6. People living with HIV/AIDS (PLWH/A) may face greater risk of malnutrition, because of a number of factors. These include reduced food intake due to appetite loss or difficulties in eating; poor absorption of nutrients due to diarrhoea; parasites or damage to intestinal cells; changes in metabolism; and chronic infections and illness. There is evidence to show that the energy requirements of PLWH/A increase according to the stage of the infection. Micronutrients are particularly important in preserving immune function and promoting survival. PLWH/A need to ensure that they keep as well nourished and healthy as possible to delay the onset of AIDS. Milling and fortification of food aid or provision of fortified, blended foods are possible strategies for improving their access to an adequate diet and in some situations it may be appropriate to increase the overall size of any food ration (see Targeting standard).

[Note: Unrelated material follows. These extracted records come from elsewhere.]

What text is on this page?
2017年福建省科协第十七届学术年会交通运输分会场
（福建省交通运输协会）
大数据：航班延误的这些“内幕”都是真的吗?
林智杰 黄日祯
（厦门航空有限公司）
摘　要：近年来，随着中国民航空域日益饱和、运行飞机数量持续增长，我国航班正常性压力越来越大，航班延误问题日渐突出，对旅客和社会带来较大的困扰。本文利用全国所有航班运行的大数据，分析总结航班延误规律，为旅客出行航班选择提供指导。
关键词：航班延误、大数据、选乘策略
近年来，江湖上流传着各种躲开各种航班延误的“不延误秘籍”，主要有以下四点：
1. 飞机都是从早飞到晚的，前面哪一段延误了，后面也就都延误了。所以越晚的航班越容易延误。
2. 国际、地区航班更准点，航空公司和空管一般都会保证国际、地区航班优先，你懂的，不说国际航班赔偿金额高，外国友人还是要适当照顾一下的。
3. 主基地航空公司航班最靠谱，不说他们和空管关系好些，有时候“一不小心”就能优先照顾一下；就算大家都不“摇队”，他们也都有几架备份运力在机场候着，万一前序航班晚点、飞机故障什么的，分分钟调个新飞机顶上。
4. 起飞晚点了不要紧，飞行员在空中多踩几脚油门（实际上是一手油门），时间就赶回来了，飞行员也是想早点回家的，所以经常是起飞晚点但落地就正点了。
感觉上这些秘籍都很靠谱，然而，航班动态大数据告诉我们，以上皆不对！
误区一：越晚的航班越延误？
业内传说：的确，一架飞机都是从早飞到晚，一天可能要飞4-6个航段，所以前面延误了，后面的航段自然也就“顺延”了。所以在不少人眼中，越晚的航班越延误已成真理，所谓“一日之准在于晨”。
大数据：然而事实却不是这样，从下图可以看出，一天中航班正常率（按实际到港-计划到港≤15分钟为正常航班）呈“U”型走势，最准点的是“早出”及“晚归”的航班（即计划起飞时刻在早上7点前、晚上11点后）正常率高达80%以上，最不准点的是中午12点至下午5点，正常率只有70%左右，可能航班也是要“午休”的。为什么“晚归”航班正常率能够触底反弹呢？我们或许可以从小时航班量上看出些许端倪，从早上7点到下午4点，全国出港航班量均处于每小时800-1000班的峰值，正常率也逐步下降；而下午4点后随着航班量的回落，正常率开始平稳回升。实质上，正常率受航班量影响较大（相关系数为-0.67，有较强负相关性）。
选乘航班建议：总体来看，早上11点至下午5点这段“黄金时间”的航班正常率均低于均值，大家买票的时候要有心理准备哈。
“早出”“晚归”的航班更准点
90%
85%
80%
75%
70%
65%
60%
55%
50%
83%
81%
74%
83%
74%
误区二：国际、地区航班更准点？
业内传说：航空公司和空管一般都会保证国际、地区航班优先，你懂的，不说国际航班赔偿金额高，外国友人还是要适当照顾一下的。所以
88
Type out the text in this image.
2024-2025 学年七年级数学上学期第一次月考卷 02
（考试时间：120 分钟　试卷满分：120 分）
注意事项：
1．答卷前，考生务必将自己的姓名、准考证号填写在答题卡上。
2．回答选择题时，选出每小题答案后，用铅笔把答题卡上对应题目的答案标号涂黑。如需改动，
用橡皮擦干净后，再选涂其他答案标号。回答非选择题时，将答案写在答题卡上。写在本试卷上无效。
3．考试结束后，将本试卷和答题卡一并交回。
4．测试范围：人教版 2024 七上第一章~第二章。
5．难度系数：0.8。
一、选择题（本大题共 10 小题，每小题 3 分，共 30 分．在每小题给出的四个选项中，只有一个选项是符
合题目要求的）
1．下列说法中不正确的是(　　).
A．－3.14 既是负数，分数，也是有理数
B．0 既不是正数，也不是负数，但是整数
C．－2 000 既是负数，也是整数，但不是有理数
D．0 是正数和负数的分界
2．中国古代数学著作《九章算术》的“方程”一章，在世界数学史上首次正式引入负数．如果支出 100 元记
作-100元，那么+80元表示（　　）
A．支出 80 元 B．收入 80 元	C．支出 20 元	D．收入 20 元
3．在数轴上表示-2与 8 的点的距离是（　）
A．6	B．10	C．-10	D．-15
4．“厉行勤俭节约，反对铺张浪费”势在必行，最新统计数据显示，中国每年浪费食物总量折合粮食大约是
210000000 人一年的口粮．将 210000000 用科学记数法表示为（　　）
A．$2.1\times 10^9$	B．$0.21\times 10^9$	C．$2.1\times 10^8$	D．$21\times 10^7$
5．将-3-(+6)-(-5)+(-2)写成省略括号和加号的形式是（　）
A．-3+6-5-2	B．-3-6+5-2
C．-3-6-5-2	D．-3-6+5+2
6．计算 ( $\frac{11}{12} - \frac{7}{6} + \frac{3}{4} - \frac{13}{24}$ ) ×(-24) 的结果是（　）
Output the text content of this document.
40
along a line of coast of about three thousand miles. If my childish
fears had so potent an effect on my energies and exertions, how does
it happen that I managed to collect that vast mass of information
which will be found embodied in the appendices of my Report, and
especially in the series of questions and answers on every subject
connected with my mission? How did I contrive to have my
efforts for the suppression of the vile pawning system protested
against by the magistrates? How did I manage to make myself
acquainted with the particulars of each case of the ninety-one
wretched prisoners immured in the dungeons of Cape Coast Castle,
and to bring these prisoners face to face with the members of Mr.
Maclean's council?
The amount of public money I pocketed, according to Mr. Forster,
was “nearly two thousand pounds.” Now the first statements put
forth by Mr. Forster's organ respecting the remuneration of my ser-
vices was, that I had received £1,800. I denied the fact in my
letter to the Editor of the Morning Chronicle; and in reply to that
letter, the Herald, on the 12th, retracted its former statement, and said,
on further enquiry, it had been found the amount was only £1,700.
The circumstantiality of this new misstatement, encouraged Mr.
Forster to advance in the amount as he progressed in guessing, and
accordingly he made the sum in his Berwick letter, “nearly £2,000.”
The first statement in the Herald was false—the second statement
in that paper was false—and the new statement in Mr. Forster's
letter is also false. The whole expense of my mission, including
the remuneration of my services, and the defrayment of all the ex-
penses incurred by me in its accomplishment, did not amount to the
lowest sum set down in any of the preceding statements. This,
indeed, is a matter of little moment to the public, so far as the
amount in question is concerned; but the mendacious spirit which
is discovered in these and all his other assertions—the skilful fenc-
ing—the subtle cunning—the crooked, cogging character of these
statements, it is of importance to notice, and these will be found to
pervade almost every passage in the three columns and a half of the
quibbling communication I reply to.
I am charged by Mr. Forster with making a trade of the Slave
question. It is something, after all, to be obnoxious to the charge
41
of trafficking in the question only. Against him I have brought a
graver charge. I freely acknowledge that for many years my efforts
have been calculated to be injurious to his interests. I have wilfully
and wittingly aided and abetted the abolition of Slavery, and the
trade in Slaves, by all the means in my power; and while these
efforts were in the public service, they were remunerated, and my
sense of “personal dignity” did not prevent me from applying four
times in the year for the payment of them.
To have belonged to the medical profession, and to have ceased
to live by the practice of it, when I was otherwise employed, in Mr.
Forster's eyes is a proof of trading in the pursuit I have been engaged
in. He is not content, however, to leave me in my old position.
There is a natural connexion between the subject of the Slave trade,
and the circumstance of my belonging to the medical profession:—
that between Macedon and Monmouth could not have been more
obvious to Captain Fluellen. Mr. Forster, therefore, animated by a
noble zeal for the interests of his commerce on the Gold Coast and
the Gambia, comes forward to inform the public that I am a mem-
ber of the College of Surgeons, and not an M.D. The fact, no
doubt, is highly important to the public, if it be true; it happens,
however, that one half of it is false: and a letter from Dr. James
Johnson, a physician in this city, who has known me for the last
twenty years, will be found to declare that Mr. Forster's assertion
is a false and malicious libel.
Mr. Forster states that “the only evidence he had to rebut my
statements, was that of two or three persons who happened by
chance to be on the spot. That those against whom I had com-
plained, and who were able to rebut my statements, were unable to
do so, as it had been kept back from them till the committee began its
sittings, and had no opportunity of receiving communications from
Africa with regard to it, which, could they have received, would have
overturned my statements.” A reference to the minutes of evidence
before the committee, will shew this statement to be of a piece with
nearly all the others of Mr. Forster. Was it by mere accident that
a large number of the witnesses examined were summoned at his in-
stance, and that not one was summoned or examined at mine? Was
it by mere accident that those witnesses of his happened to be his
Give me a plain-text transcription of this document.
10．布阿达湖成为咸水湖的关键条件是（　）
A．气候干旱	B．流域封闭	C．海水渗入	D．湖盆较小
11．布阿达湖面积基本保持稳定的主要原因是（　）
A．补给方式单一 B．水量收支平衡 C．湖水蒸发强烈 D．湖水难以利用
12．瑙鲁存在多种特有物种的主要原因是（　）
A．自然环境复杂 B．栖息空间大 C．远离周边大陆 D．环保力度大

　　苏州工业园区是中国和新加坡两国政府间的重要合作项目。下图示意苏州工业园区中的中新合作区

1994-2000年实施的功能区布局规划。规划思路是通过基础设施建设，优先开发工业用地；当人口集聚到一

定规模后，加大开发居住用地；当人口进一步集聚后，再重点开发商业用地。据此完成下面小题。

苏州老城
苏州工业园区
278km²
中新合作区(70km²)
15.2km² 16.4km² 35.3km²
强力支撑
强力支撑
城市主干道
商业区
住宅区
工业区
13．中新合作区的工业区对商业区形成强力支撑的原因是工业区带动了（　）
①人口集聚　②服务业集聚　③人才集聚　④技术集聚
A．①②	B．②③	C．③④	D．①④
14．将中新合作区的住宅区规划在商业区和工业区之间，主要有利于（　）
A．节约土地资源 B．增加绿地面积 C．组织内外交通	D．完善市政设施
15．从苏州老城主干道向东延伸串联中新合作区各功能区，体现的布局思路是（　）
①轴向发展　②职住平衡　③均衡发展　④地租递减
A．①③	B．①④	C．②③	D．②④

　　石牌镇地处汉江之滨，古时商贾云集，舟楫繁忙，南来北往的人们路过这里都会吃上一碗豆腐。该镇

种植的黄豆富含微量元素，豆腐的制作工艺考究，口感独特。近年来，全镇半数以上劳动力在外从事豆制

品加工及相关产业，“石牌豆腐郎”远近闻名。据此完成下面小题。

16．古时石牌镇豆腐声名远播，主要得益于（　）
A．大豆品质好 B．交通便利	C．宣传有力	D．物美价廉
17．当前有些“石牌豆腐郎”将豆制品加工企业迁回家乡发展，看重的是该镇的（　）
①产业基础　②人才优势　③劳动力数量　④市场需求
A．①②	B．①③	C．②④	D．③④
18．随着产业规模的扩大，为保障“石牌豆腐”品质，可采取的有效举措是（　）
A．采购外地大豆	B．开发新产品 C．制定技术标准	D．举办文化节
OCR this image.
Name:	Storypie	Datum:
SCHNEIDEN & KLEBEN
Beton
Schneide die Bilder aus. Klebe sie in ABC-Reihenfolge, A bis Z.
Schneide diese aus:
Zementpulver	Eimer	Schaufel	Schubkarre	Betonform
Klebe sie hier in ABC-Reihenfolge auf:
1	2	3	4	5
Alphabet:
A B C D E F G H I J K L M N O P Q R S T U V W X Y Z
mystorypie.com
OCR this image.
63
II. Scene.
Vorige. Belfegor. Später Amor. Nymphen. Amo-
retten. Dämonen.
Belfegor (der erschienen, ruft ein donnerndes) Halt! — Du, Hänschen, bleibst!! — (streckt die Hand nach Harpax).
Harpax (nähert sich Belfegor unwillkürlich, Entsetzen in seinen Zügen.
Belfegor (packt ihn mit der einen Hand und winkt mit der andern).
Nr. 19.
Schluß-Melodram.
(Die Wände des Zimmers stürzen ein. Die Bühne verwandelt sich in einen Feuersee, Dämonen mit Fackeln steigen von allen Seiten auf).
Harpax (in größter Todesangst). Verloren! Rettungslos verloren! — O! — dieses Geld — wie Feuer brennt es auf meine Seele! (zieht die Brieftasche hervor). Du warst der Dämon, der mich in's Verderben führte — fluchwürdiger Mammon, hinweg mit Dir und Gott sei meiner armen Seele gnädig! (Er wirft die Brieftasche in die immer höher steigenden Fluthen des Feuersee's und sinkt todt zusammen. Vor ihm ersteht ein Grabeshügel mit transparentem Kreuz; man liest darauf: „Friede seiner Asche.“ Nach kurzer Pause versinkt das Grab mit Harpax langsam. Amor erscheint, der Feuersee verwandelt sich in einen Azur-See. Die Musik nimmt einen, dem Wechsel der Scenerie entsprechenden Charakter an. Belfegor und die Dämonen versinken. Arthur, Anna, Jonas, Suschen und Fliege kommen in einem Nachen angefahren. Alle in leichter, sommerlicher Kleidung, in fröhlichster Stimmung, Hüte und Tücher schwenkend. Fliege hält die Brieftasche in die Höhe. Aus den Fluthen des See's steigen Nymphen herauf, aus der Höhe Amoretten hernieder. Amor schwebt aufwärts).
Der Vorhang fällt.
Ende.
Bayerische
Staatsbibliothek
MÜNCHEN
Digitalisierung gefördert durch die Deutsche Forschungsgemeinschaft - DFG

7. Disabled people may face a range of nutritional risks which can be further exacerbated by the environment in which they are living. Nutritional risks include difficulties in chewing and swallowing, leading to reduced food intake and choking; inappropriate position/posture when feeding; reduced mobility affecting food access and access to sunlight (affecting vitamin D status); discrimination affecting food access; and constipation, particularly affecting individuals with cerebral palsy. Disabled individuals may be at particular risk of being separated from immediate family members (and usual care givers) in a disaster. Efforts should be made to determine and reduce these risks by ensuring physical access to food (including relief food), developing mechanisms for feeding support (e.g. provision of spoons and straws, developing systems for home visiting or outreach) and access to energy-dense foods.
8. Community-based care: care givers and those they are caring for may have specific nutritional needs: e.g. they may have less time to access food because they are ill/caring for the ill; they may have a greater need to maintain hygienic practices which may be compromised; they may have fewer assets to exchange for food due to the costs of treatment or funerals; and they may face social stigma and reduced access to community support mechanisms. The availability of care givers may have changed as a consequence of the disaster e.g. due to family break-up or death, children and older people can become the main care givers. It is important that care givers be supported and not undermined in the care of vulnerable groups; this includes feeding, hygiene, health and psychosocial support and protection. Existing social networks can be used to provide training to selected community members to take on responsibilities in these areas.